Non-oil based farming

by Michael Smith (Veshengro)

The Amish

Whether or not we agree with the world view and he religious outlook of the Amish, in the sustainability department we would all do well indeed to look to them for how things are done and can be done.

The Amish are, so I understand, basically the only ones who can actually make profit from their farms (and other operations) and all of their operations are non-oil-based.

The Amish do not use any tractors, as in oil-powered, nor do they use any oil-based chemicals, whether for pest control or as fertilizers and still, or better because of it, their farms are highly productive.

Yes, it is true that they are complete family operations and all the children – of which they tend to have many – are made to do their share in that work, and in some places this would immediately be frowned upon as “child labor”. That still does not, in general, explain their efficiency. The fact that their farms' soil, though, is hight fertile and active compared to soil treated again and again by chemicals. With chemical fertilizers the fertility of the soil, in fact, is destroyed and only the plants themselves are fed.

Oil-based fertilizers do nothing for the soil. In fact they leach the goodness, so it would appear, out of the soil and through expensive studies it has recently been “discovered” what the Amish and our ancestors have known for ages; namely that organic matter must be put back into the soil to keep its fertility up.

Allotments

Your ordinary little allotment holder gardener, the Schrebergaertner, as the Germans would call them, or Kleingaertner, also, in the main, follows that kind of procedure of using natural materials rather than oil-derived chemicals and most produce real bumper harvests of produce that often they cannot even make use of all.

Only, primarily, human labor is used and very little if any gasoline powered machinery for digging and maintaining the gardens in good order to produce well and abundantly. While there are some in that field that may use chemicals for pest control and in the way of fertilizers most do not.

Organic farming

In this case – unless they also use horses – some oil is still being used despite the fact that they have done away with oil-based fertilizers and pesticides and other such chemicals. While organic farming goes some way to a non-oil based farming it does not do without the oil altogether and at present few smallholdings and others are there, aside from the Amish, who are completely oil-less.

So far, only the Amish in the Western World, and some communes of other faiths or no faith, follow a non-oil based faming practice but this will be the one we all need to get to in the not so distant future, of that I am sure.

And not only farming will by needs have to go down the non-oil based path. Forestry will be another one here and horses to drag out timber are already in use again in many locations in Britain and also elsewhere.
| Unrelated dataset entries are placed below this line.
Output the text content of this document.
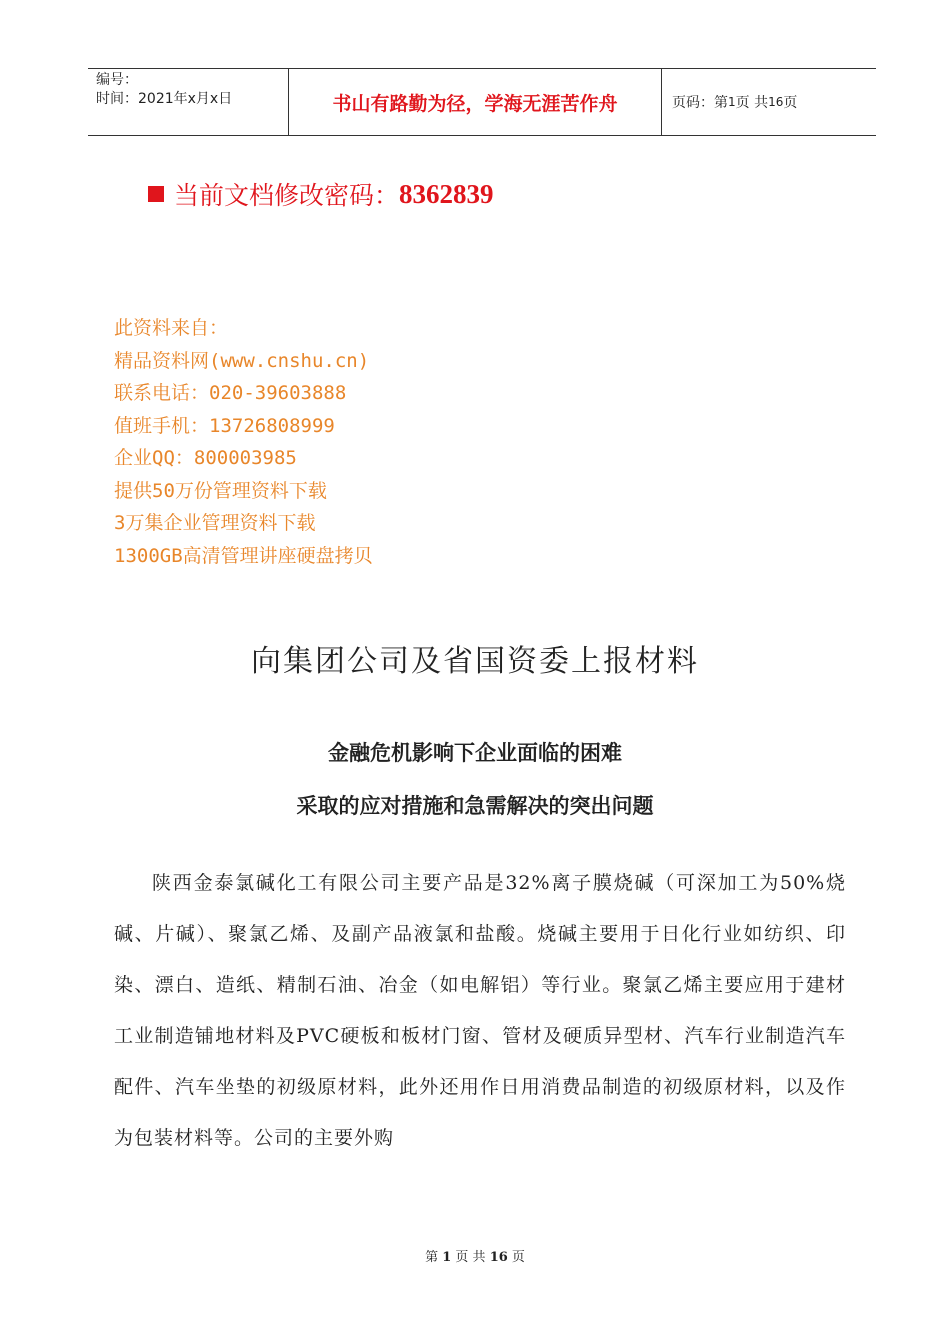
编号：
时间：2021年x月x日	书山有路勤为径，学海无涯苦作舟	页码：第 1 页 共 16 页
当前文档修改密码： 8362839
此资料来自：
精品资料网(www.cnshu.cn)
联系电话：020-39603888
值班手机：13726808999
企业QQ：800003985
提供50万份管理资料下载
3万集企业管理资料下载
1300GB高清管理讲座硬盘拷贝
向集团公司及省国资委上报材料
金融危机影响下企业面临的困难
采取的应对措施和急需解决的突出问题
陕西金泰氯碱化工有限公司主要产品是32%离子膜烧碱（可深加工为50%烧碱、片碱）、聚氯乙烯、及副产品液氯和盐酸。烧碱主要用于日化行业如纺织、印染、漂白、造纸、精制石油、冶金（如电解铝）等行业。聚氯乙烯主要应用于建材工业制造铺地材料及PVC硬板和板材门窗、管材及硬质异型材、汽车行业制造汽车配件、汽车坐垫的初级原材料，此外还用作日用消费品制造的初级原材料，以及作为包装材料等。公司的主要外购
第 1 页 共 16 页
In all instances this will lead back to giving people employment and it will also lead back to much smaller operations, whether in size of farms of forestry operations.

Food growing, as per market garden and home allotments is something that can be done without oil-based chemicals and fuels anyway if we but try. We did before and we can again. In fact, well will have to do so.

Soil fertility is not created by use of oil-based chemicals and -fertilizers any way. Only organic matter, as in compost and manure, actually improve the soil, The chemical fertilizers are but “plant food”. This means they feed the plant but give nothing back to the soil. In fact they deplete and drain the soil.

The Amish are known to take over farms that the big companies abandon because the soil is depleted and has lost its fertility and within a couple of years they change those lands around by simply using the old methods of using organic matter to fertilize the soil.

So, it can be done and again it will have to be done again all over, and that rather sooner than later.